Таким образом, фильм «Живет такой парень» представляет собой синтез разнородных жанрово-стилевых элементов с установкой на «правду жизни», что является экспериментальной формой поиска своего пути в киноискусстве. Утверждая принцип создания произведения без твердых жанрово-эстетических границ, В. Шукшин использует различные выразительные средства для постановки важных проблем: сохранение самобытности духовной культуры русской деревни, ее защиты, отношений города и села. Так, различные тексты, создаваемые автором в ходе творческого процесса, — рассказы, варианты сценариев, фильм, — составляя метатекстовое образование, служат метаописанием этого процесса, взаимодействуя и взаимно интерпретируя друг друга.
Литература
1. Живет такой парень [Видеозапись]: художественный фильм / автор сценария и режиссер В. Шукшин; киностудия им. М. Горького, 1964. — М.: Крупный план, 2008. — 100 мин.

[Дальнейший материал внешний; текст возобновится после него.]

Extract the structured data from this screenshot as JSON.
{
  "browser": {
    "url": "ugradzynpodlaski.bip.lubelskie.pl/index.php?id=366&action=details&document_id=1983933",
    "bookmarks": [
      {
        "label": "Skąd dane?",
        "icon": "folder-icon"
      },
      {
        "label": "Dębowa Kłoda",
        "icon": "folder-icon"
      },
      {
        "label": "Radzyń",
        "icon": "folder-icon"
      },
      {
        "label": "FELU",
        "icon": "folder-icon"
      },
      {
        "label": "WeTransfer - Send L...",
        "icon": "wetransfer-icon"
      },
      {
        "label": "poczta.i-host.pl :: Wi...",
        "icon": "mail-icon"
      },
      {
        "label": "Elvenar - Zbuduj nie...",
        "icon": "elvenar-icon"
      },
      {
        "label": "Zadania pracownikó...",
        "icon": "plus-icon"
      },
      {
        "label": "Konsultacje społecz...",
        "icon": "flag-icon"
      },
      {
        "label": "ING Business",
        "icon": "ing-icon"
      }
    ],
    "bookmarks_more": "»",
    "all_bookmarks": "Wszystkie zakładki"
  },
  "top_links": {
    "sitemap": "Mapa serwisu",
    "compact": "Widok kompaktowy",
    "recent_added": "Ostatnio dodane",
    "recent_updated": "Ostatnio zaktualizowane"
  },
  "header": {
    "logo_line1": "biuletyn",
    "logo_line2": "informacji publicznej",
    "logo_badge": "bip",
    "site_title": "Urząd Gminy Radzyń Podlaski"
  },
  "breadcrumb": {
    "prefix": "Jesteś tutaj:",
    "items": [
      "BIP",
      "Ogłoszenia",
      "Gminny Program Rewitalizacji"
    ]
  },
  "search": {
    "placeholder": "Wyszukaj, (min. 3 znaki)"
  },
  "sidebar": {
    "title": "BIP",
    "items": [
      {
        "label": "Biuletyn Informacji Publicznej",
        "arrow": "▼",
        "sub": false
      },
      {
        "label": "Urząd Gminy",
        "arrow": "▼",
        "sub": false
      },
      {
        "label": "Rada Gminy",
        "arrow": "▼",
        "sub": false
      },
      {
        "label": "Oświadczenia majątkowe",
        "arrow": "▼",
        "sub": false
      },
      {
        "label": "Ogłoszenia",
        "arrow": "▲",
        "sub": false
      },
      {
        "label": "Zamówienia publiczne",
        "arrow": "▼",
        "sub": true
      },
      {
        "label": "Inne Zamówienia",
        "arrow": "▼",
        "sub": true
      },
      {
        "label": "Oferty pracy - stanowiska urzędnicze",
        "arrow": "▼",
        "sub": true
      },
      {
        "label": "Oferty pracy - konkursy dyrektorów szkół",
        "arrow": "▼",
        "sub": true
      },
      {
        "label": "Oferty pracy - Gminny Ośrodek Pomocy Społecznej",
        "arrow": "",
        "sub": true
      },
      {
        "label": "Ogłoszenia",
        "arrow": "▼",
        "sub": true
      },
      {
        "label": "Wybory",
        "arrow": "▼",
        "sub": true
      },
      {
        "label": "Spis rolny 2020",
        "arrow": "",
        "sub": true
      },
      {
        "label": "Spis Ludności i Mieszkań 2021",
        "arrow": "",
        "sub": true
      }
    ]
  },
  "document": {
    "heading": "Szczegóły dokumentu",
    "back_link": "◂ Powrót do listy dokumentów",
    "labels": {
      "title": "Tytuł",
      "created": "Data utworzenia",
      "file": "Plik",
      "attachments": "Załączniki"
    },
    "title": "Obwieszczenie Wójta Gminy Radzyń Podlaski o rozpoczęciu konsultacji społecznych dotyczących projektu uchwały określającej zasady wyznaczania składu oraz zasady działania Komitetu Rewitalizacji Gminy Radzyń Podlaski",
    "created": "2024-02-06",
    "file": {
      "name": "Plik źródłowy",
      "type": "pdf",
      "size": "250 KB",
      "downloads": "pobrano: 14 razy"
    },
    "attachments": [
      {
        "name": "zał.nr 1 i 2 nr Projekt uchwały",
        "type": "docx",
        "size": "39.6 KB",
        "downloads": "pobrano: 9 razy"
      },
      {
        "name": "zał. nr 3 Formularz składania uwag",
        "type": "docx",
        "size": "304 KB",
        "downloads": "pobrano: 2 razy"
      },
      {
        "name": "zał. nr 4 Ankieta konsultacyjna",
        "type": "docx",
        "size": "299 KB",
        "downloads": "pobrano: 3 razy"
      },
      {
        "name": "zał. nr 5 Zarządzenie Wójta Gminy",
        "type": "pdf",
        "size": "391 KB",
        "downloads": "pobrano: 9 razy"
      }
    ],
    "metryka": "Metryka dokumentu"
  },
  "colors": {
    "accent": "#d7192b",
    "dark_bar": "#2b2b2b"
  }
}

2. Шестакова И.В. Монтажная техника в литературном сценарии В. Шукшина «Живет такой парень» // Вестник Кемеровского государственного университета культуры и искусств: журнал теоретических и прикладных исследований. — 2012. — № 18. — С. 83—89.
3. Шукшин В.М. Собр. соч.: в 8 т. / под общ. ред. О.Г. Левашовой. Т. 8. Публицистика. Статьи. Интервью. Беседы. Выступления. Письма. Рабочие записи. Автографы. Документы. Стихотворения / под ред. Д.В. Марьина. — Барнаул: ООО «Издат. дом "Барнаул"», 2009. — 536 с.
4. Скубач О. Образ церкви в творчестве В.М. Шукшина // В.М. Шукшин и православие: сб. ст. о творчестве В.М. Шукшина / под ред. В.А. Алексеева — М.: Крупный план, 2012. — 464 с.
5. Шукшин В.М. Собр. соч.: в 8 т. / под общ. ред. О.Г. Левашовой. Т. 1: Рассказы 1958—1964. Посевная кампания. Живет такой парень / под ред. О.А. Скубач. — Барнаул: ООО «Издат. дом "Барнаул"», 2009. — 368 с.
6. Шукшинская энциклопедия / под общ. ред. С.М. Козловой. — Барнаул: ООО «Издат. дом "Барнаул"», 2011. — 520 с.